Volgevreten

| Column |

“Het is het begin van het seizoen, dan kan het tempo niet omhoog”, aldus Marc Wilmots voor de Sporza-microfoon van Filip Joos. Z’n Rode Duivels hadden er net een soort zen-workshop opzitten. In het bijzijn van enkele Cypriotische smurfen hadden ze in het malse gras al chillend op een wit balletje getrapt, soms vooruit, vaak naar achteren, af en toe naar elkaar. “Een gebrek aan ritme”, voegde Wilmots er snel aan toe, terwijl hij Joos doordringend aankeek. Dat kritische vraagje heb ik toch maar leuk gecounterd, zag je Wilmots denken. Nog effe lullen dat we ‘zulke matchen vroeger altijd verloren’ en we kunnen met zijn allen aan de calamares en de raki.

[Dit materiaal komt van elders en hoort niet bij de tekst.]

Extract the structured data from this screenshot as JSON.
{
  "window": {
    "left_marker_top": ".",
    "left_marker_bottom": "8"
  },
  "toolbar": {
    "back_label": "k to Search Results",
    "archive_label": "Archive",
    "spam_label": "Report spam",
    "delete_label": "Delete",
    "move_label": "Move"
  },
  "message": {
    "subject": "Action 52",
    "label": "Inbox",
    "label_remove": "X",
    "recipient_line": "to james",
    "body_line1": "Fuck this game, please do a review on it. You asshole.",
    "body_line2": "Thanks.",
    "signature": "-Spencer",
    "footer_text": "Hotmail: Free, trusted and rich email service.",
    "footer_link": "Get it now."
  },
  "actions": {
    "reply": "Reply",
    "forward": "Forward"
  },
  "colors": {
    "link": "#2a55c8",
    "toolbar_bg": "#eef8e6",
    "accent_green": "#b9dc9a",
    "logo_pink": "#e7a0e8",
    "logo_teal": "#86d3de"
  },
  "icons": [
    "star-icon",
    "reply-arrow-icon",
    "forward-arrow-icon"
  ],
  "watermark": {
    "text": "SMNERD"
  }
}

Maar Joos is Frank Raes niet (die zou Wilmots al drie keer gefeliciteerd hebben: met de zege, de kwalificatie en de winstpremie die ze samen in de hotelbar zouden opzuipen), dus er kwam een tweede vraag: “In Wales was er ook geen tempo en dat was níét in het begin van het seizoen.” Eventjes dacht ik dat het Kampfschwein naar Joos’ calamares zou grijpen, maar Wilmots haalde nonchalant z’n schouders op. “Dat was op het einde van de competitie, toen was iedereen dood.” Dat volstond blijkbaar voor Joos, al drong een derde vraag zich op. “Beste Marc, het EK in Frankrijk start op 10 juni. Net nadat alle competities afgelopen zijn. Gaat het lukken, met al die dodelijk vermoeide spelers? Of sturen we beter onze beloften, nu die nog niet versleten zijn?”
Eigenlijk is het jammer dat de Rode Duivels niet verloren tegen Cyprus. Zonder wake-upcall blijft alles bij het oude. Het EK wordt een drama. Wie droomt van een finale, waant. Om te beginnen hebben we geen échte spitsen. Als je het EK wil winnen, heb je een pure afwerker nodig, genre Miroslav Klose, Thomas Müller of Cristiano Ronaldo. Christian Benteke, Romelu Lukaku en Divock Origi zijn dat niet. Daarnaast zijn er te veel spelers – Eden Hazard, Axel Witsel, Marouane Fellaini – die het spel vertragen. Er is ook geen systeem. De tactische richtlijnen van onze bondscoach beperken zich tot wat gorillasprongetjes langs de lijn. En last but not least: de helft van de ploeg loopt naast z’n schoenen. Hazard mag dan wel denken dat hij zo goed is als Lionel Messi, bij de Rode Duivels is daar weinig van te merken. Zelfs Wesley Sonck kan betere statistieken voorleggen.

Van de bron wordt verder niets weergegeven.